Она то и дело подходила к двери на потайную лестницу и прислушивалась, но оттуда не доносилось ни звука. Решив бодрствовать всю ночь, она прилегла на одинокое холодное ложе, с грустью вспомнив о покойных родителях и далеком Валанкуре и не раз позвав их по именам, оросила подушку невинными слезами, но ответом служила только глубокая тишина.

Лежа без сна, Эмили уловила далекие звуки музыки, внимательно прислушалась и узнала тот самый инструмент, который прежде уже играл в полночь. Тогда она встала и подошла к окну; звуки долетали как будто снизу.

Спустя пару мгновений к нежной мелодии присоединился голос, наполненный таким глубоким чувством, что сразу стало ясно: пел он не о воображаемых страданиях. Мягкий тембр показался Эмили знакомым, и все же сходство представало если не воображаемым, то весьма отдаленным. Среди нынешних страданий воспоминание промелькнуло в сознании подобно небесному звучанию, «свежему, как весенний ветер, ободряющему слух охотника, когда тот просыпается от радостных снов и ловит долетающую с холмов музыку духов»[15].

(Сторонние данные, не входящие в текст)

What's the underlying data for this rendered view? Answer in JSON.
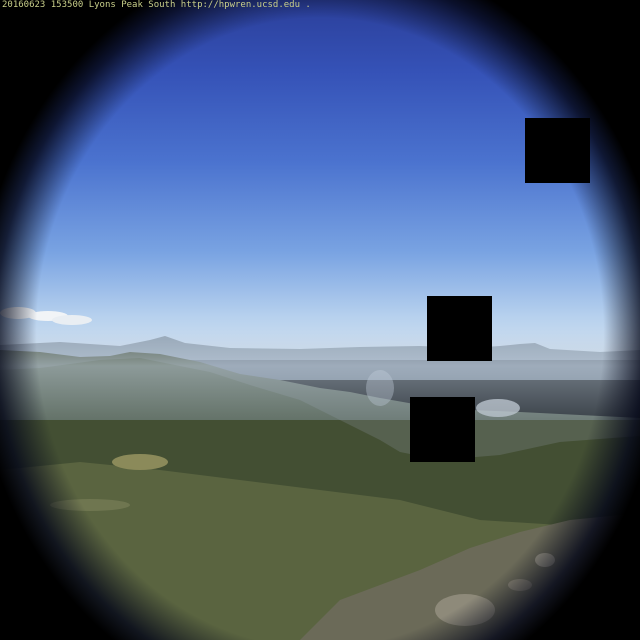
{
  "camera": {
    "overlay_text": "20160623 153500 Lyons Peak South  http://hpwren.ucsd.edu  ."
  },
  "scene": {
    "sky_color_top": "#2b3f9a",
    "sky_color_horizon": "#d6e3ef",
    "vegetation_color": "#3d4a32",
    "smoke_color": "#d9dde2",
    "occluder_color": "#000000"
  }
}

Трудно представить и описать чувства Эмили, когда прозвучала исполненная с глубоким чувством и мастерством одна из популярных песен ее родной провинции, которую она с восторгом слушала в детстве и которую иногда пел ее отец! Сердце ее растаяло, а воспоминания о счастливом прошлом нахлынули теплой волной. Мирные, живописные пейзажи Гаскони, нежность и доброта родителей, простота и безыскусность прежней жизни – все явилось в воображении и создало картину настолько приятную и успокаивающую, так остро контрастирующую с нынешними событиями, характерами и опасностями, что сознание отвлеклось от переживаний и с радостью погрузилось в прошлое.

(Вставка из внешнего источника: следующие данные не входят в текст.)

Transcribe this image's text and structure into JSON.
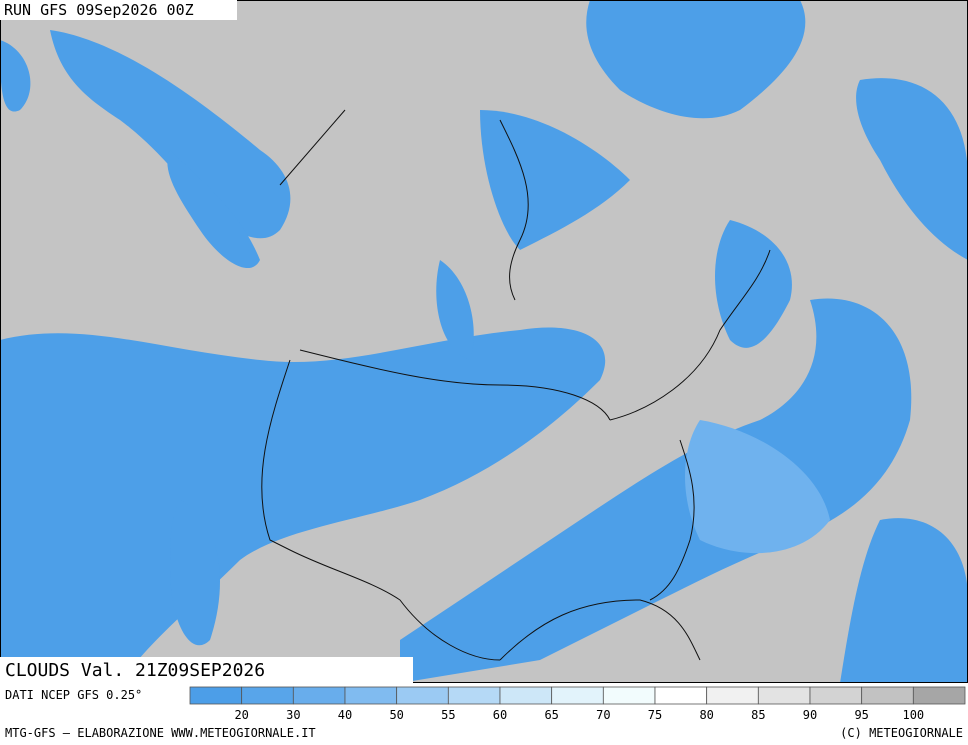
{
  "header": {
    "title": "RUN GFS 09Sep2026 00Z"
  },
  "map": {
    "label": "CLOUDS Val. 21Z09SEP2026"
  },
  "legend": {
    "source": "DATI NCEP GFS 0.25°",
    "labels": [
      20,
      30,
      40,
      50,
      55,
      60,
      65,
      70,
      75,
      80,
      85,
      90,
      95,
      100
    ],
    "colors": [
      "#4c9ee8",
      "#58a5ea",
      "#68adec",
      "#80bbf0",
      "#9bcaf3",
      "#b5d9f6",
      "#cde7f8",
      "#e2f3fb",
      "#f2fcfd",
      "#ffffff",
      "#f1f1f1",
      "#e3e3e3",
      "#d3d3d3",
      "#c2c2c2",
      "#a6a6a6"
    ]
  },
  "footer": {
    "left": "MTG-GFS — ELABORAZIONE WWW.METEOGIORNALE.IT",
    "right": "(C) METEOGIORNALE"
  }
}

Вздохи, поначалу спокойные и редкие, участились и превратились в подобие рыданий. Эмили, больше не в силах слушать любимую песню, отошла от окна в дальнюю часть комнаты, но мелодия доносилась и сюда. Ритм сменился, и следующая песня заставила вновь поспешить к окну, потому что невозможно было не узнать в ней ту самую, которая когда-то звучала в рыбацкой хижине в родной Гаскони. Тогда искреннее исполнение этой песни сопровождал ореол таинственности – быть может, поэтому она оставила в душе незабываемое впечатление. Сейчас, несмотря на удивительные обстоятельства, у Эмили возникла уверенность, что звучит тот же самый голос. Изумление скоро сменилось другими чувствами: в сознании, словно молния, мелькнула мысль, возродившая надежду и оживившая чувства. И все же мысль эта казалась настолько новой, неожиданной и удивительной, что страшно было и поверить, и не поверить. Едва дыша, Эмили долго сидела возле окна, испытывая то надежду, то страх, а потом встала, перегнулась через подоконник, с сомнением прислушалась… и, наконец, тихо произнесла это имя – Валанкур. Да, вполне возможно, что Валанкур действительно был совсем близко и пел дорогие сердцу песни. Когда-то он рассказывал, что рыбацкая хижина, где Эмили впервые услышала этот голос и эту песню и где прочитала адресованные ей сонеты, была его любимым убежищем. Там же она неожиданно с ним встретилась. Исходя из этого, следовало, что именно пение Валанкура пленило ее слух, именно ему принадлежали поэтические строки, в которых выражалось нежное восхищение. Кто еще это мог быть? В то время такое предположение казалось маловероятным, но после близкого знакомства с Валанкуром всякий раз, когда он упоминал о рыбацкой хижине, Эмили представляла его автором сонетов.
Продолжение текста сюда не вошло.